Four Yale-affiliated companies honored for their high potential

Companies founded by Yale students or faculty members won four of the eight Innovation Pipeline Awards presented by the Connecticut Technology Council this year.

Companies founded by Yale students or faculty members won four of the eight Innovation Pipeline Awards presented by the Connecticut Technology Council this year.

The awards, which honor early-stage and emerging technology companies in Connecticut that have the highest potential to be successful enterprises, were presented at a ceremony held on Sept. 30 at the Omni Hotel in New Haven. Winners were selected from a pool of more than 400 entrepreneurs, investors and service providers.

The winning Yale-affiliated companies were Tutor Trove LLC, HadoopDB, NovaTract Surgical LLC and SilviaTerra,

TutorTrove, founded by Eli Luberoff ‘08, was honored as the Most Promising Technology Product or Service of the Year for its software that connects students and tutors around the country.

HadoopDB, which provides enterprises with parallel DBMS and analytic performance of a relational database, was named co-winner of the Most Promising Sofware Product of the Year (along with PowerPhone, Inc.) HadoopDB also shared the prize for best “elevator pitch.” The company was founded by graduate student Azza Abouzied, Justin Borgman (SOM ‘11), Kamil Bajda-Pawlikowski, and Yale faculty members Daniel J. Abadi and Avi Silberschatz.

NovaTract Surgical LLC, a company that develops new medical devices for the growing fields of laparoscopic and endoscopic surgery, took honors as the Most Promising Life Sciences Company. Its founders are Dr. Kurt Roberts of the Yale School of Medicine and Eleanor Tandler.
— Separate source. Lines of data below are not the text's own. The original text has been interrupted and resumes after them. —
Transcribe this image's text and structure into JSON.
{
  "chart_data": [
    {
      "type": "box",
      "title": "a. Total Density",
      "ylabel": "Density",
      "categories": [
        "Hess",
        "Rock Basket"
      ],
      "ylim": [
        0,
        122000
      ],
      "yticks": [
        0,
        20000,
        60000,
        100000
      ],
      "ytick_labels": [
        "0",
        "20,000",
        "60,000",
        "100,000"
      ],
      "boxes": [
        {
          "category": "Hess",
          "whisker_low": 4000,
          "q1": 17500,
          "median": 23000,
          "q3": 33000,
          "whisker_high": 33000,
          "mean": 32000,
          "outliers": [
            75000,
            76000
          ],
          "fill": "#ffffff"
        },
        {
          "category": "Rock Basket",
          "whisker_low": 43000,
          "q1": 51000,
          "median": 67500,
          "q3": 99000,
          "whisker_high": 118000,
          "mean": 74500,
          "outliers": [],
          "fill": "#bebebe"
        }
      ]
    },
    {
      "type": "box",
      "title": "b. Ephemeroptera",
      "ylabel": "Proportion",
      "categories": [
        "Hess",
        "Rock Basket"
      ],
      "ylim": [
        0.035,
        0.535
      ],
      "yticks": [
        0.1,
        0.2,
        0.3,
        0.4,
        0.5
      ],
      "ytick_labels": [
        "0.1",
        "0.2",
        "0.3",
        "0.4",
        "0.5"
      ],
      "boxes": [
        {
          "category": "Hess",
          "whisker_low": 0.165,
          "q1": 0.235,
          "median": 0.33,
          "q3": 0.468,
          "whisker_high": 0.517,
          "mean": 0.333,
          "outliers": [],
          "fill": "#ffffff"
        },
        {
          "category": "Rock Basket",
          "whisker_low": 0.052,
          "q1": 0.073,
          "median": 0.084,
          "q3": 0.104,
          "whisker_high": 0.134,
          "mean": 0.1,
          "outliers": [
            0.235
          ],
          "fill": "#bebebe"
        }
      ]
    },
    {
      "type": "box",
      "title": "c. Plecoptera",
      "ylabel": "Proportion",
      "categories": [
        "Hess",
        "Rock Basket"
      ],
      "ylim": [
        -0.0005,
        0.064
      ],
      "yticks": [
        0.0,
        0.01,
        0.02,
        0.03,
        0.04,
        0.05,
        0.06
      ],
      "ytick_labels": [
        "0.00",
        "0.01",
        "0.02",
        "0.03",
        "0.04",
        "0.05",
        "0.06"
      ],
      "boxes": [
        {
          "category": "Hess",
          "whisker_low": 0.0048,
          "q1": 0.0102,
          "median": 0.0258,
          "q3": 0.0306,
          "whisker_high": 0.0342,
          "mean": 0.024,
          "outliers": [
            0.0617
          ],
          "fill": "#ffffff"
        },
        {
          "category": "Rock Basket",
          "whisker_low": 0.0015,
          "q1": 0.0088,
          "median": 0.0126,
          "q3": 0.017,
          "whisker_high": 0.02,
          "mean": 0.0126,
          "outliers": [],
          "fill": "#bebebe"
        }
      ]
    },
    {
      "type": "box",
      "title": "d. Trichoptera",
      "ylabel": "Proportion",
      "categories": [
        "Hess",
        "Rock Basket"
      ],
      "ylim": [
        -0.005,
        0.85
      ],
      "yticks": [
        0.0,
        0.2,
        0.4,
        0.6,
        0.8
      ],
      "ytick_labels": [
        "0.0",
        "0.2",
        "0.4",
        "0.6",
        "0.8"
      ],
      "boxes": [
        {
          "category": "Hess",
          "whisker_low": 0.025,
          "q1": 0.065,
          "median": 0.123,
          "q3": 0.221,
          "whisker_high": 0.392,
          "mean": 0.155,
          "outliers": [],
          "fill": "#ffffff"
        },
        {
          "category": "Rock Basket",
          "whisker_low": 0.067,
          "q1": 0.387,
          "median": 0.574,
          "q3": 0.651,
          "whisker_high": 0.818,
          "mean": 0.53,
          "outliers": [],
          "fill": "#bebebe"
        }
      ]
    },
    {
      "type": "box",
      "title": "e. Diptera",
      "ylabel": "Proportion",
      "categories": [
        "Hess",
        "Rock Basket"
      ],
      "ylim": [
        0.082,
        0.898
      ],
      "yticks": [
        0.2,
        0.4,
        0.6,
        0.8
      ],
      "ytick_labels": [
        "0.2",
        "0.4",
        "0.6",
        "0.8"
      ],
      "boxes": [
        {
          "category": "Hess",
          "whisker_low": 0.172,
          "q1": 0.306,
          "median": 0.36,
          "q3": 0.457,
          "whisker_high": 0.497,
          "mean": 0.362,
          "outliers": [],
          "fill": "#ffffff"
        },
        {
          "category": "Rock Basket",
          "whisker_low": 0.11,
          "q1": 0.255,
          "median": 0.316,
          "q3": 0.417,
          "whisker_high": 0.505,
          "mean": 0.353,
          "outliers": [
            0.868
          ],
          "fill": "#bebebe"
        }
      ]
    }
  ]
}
The Most Promising New Green Tech Company honor went to SilviaTerra, a company that uses algorithmic calculations to estimate the amount of trees in a given forest area. The company was founded by Zack Parisa, a 2009 graduate of the Yale School of Forestry & Environmental Studies (F&ES), Professor Chad Oliver of FE&S and Max Uhlenhuth ‘12.

Of these companies, three — Tutor Trove, HadoopDB and Silvia Terra — were founded with the support of the Yale Entrepreneurial Institute. In addition, HadoopDB, Silvia Terra and NovaTract are based upon inventions licensed from Yale.